Basuki, seorang teman, datang ke kantor organisasi jurnalis. Basuki tidak sendiri. Ia bersama seorang pria paruh baya. Pakaiannya lusuh dan memakai peci hitam senada dengan warna kulitnya. Pria itu bernama Sukir.
Sukir adalah seorang nelayan yang tinggal di pesisir pantai daerah Panjang, Bandar Lampung. Tak heran kulitnya legam. Ini dikarenakan pekerjaannya sebagai nelayan membuat ia akrab dengan sengatan matahari.
Kedatangan Sukir pada sore itu memiliki maksud. Pria hanya tamatan sekolah dasar (SD) ingin menceritakan masalahnya pada para jurnalis. Masalah yang membuat Sukir dan keluarga tidak bisa tidur sepanjang malam.
Sukir ditetapkan pihak kejaksaan sebagai tersangka kasus korupsi program bantuan langsung masyarakat pengembangan usaha mina pedesaan perikanan tangkap (BLM PUMP PT) tahun anggaran 2012.Nilai kerugian negara sebesar Rp 59.900.345.
Agak mengagetkan. Nelayan tamatan SD menjadi tersangka sebuah kejahatan luar biasa. Kejahatan yang biasanya melibatkan orang-orang dengan jabatan tinggi, orang-orang berpendidikan. Tapi dalam kasus ini, korupsi dilakukan nelayan tamatan SD.
“Saya juga bingung kenapa saya jadi tersangka korupsi. Padahal awalnya saya datang ke kejaksaan guna melaporkan penipuan,” kata Sukir. Ya proses hukum terhadap Sukir dimulai justru ketika bapak lima anak melapor ke Kejaksaan Negeri Cabang Panjang.
Niat awal Sukirmelaporkan orang bernama Lukman yang telah membawa kabur uang bantuan BLM PUMP PT milik kelompok nelayan Karang Jaya pimpinan Sukir. Apa daya semuanya berbalik 180 derajat.
Kejaksaan menilai Sukir terlibat dan bekerjasama dengan Lukman dalam korupsi uang bantuan itu. Jadilah Sukir menyandang status sebagai tersangka. Sukir menceritakan, kelompoknya mendapat bantuan sebesar Rp 100 juta dari program yang didanai APBN tersebut.

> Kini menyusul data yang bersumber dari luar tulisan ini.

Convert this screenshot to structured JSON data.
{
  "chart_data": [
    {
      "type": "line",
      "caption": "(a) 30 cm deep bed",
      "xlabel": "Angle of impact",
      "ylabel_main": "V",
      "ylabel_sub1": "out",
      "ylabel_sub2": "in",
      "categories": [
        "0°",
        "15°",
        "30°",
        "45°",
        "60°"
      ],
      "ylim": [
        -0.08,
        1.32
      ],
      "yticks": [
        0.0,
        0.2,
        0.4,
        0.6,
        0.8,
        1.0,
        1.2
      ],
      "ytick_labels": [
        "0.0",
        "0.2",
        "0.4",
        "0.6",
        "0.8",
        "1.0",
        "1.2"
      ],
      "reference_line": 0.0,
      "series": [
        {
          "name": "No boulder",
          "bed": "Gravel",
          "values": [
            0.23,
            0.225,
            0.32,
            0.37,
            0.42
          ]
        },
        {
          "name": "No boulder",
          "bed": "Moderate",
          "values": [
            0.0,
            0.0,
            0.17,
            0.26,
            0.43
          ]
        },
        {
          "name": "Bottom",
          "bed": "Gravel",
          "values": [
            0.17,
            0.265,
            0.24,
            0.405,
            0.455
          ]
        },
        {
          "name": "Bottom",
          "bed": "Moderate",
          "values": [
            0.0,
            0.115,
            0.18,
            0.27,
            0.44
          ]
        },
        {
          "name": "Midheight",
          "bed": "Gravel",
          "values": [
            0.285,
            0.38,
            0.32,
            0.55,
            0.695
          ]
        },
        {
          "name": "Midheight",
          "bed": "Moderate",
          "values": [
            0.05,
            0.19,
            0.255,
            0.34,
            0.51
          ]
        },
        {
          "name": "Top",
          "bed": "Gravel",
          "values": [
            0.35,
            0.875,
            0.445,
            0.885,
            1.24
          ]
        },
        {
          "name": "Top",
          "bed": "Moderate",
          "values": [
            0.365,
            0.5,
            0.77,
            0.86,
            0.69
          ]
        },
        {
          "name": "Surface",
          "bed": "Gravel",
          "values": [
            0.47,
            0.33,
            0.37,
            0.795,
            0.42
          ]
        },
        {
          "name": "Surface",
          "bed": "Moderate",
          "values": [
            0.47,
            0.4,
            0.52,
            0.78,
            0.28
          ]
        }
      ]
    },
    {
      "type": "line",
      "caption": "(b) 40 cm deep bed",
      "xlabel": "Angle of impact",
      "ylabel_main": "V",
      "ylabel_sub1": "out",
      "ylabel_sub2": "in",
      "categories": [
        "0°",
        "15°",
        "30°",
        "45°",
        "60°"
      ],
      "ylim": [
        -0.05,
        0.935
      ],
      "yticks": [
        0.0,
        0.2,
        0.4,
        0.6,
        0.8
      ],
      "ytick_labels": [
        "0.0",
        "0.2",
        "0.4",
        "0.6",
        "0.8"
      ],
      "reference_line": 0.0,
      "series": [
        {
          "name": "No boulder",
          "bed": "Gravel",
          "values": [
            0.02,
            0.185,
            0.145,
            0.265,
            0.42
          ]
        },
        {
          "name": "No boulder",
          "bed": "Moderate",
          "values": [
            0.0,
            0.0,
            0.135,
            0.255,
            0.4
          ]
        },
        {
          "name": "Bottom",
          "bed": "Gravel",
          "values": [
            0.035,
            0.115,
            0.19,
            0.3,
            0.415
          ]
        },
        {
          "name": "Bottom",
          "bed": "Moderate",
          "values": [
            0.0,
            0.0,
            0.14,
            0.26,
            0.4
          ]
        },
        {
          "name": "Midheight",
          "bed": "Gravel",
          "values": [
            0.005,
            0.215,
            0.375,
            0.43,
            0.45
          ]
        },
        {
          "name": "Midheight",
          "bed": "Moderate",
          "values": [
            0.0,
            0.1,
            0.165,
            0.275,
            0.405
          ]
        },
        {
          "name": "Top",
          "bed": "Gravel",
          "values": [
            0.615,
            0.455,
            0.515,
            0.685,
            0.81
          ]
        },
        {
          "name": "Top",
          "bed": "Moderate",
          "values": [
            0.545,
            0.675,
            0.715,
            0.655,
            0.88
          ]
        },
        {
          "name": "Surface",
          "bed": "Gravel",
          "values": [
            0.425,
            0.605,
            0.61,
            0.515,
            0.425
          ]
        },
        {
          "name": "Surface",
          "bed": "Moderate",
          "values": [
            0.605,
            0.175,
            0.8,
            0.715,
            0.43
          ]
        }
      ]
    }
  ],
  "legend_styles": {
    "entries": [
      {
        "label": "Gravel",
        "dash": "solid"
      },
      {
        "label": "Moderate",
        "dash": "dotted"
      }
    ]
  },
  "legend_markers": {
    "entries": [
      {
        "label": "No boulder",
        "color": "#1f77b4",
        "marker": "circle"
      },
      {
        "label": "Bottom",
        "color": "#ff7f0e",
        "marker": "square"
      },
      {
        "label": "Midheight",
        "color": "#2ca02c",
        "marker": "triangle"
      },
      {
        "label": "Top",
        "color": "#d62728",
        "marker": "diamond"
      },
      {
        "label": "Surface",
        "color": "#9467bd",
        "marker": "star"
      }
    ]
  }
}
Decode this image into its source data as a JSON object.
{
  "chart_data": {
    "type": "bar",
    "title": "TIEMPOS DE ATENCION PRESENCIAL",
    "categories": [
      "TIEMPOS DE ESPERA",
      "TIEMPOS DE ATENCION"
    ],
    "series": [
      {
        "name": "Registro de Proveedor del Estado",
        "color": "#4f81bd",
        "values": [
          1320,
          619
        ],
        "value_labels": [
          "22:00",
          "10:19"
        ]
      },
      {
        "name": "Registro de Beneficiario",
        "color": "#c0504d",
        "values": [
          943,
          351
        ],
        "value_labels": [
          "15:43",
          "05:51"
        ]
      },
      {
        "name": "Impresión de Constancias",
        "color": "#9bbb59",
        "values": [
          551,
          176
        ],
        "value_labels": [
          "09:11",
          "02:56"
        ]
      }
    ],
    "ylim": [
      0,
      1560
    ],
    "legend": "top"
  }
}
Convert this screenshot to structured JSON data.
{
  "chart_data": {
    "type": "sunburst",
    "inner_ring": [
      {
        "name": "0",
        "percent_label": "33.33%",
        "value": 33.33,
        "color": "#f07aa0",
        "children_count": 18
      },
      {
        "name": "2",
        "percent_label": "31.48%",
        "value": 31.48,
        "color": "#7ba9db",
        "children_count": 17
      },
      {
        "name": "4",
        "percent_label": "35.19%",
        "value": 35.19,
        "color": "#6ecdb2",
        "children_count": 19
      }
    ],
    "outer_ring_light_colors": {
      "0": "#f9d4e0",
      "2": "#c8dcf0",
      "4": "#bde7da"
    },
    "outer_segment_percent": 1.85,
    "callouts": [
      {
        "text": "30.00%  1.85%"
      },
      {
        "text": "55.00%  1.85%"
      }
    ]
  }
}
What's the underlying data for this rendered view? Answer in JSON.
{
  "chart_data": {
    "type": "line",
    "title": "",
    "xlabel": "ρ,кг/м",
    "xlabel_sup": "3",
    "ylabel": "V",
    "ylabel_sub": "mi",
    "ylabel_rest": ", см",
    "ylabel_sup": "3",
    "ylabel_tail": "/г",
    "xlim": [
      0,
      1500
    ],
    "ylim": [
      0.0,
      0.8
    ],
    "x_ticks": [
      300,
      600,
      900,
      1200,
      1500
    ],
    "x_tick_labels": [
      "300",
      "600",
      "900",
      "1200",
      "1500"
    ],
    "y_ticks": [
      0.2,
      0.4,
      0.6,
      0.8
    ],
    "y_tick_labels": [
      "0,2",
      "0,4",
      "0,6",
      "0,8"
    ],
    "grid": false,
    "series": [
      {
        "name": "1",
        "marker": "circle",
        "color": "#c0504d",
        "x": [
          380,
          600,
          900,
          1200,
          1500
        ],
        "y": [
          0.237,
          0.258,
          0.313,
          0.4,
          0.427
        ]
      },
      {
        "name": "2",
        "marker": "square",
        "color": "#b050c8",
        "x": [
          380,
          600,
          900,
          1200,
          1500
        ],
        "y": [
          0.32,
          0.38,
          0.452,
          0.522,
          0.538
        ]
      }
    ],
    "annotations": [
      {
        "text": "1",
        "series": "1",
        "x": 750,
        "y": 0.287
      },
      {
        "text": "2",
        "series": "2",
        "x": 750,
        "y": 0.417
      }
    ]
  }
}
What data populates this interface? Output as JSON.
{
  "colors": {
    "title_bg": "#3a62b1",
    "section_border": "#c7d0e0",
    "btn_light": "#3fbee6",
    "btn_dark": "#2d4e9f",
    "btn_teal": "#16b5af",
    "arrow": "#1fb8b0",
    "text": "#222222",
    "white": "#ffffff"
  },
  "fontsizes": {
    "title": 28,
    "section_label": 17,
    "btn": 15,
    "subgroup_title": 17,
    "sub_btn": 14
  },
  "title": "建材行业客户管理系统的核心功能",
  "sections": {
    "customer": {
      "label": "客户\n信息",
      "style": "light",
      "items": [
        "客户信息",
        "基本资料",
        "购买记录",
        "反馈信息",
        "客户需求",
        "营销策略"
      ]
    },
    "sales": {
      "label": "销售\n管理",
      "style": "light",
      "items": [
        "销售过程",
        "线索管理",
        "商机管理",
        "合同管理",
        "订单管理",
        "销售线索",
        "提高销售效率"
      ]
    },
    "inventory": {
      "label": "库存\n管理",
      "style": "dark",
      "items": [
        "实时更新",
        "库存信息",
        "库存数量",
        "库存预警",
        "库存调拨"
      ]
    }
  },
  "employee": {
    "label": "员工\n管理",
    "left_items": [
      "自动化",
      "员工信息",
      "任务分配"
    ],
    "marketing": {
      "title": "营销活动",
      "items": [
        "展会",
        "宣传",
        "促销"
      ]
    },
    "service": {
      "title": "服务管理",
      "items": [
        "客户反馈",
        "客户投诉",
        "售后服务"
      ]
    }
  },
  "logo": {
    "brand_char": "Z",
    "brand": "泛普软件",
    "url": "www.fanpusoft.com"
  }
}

Sukir yang lugu kemudian menyerahkan uang itu kepada Lukman untuk membeli peralatan tangkap ikan. Sukir sama sekali tidak menyangka bahwa Lukman akan melarikan uang itu. Modal Sukir hanya percaya.
Ternyata kepercayaan berbuah pahit. Lukman menghilang bersama uang bantuan nelayan. Sukir tidak pernah menikmati uang bantuan itu sepeser pun. Sisa uang sebesar Rp 15 juta yang ada di tangan Sukir, ia pergunakan membeli peralatan tangkap ikan untuk kelompoknya.
Kasus ini sudah bergulir di pengadilan. Terakhir kejaksaan menuntut Sukir dengan hukuman pidana penjara selama dua tahun. Sukir dituntut untuk mengembalikan kerugian negara sebesar Rp 59.900.345.
Apakah tuntutan terhadap Sukir ini sudah tepat? Coba kita bandingkan dengan kasus serupa. Kejaksaan mengusut korupsi pengadaan alat kesehatan tahun anggaran 2012 di Dinas Kesehatan Kota Bandar Lampung dengan kerugian negara sebesar Rp 1.193.074.321.
Kasus ini menyeret Wirman, yang ketika itu menjabat sebagai Kepala Dinas Kesehatan Kota Bandar Lampung. Di dalam kasus ini, Wirman terbukti berkongkalikong dengan rekanan dalam proses tender dan menggelembungkan anggaran.
Wirman mendapatkan uang sebesar Rp 200 juta dari rekanan karena telah memenangkan rekanan tersebut. Namun jaksa hanya menuntut Wirman dengan pidana penjara selama 1,5 tahun. Majelis hakim pun memvonis dengan pidana penjara selama satu tahun.
Sukir dan Wirman dua insan yang berbeda nasib. Sukir nelayan, Wirman dokter. Sukir ketua kelompok usaha nelayan, Wirman Kepala Dinas Kesehatan. Sukir tamatan SD, Wirman lulusan perguruan tinggi.
Apa yang dialami Sukir dan Wirman menjadi gambaran bagaimana kedudukan seseorang di mata hukum. Sukir, seorang nelayan tamatan SD, yang tidak tahu menahu mengenai apa itu korupsi dijerat dengan tuntutan yang lebih besar dari seorang dokter bernama Wirman.
Seperti kata Emha Ainun Nadjib, hukum tidak supreme karena ia hanya alat dari keadilan. Ya hukum harus ditegakkan untuk mewujudkan rasa keadilan.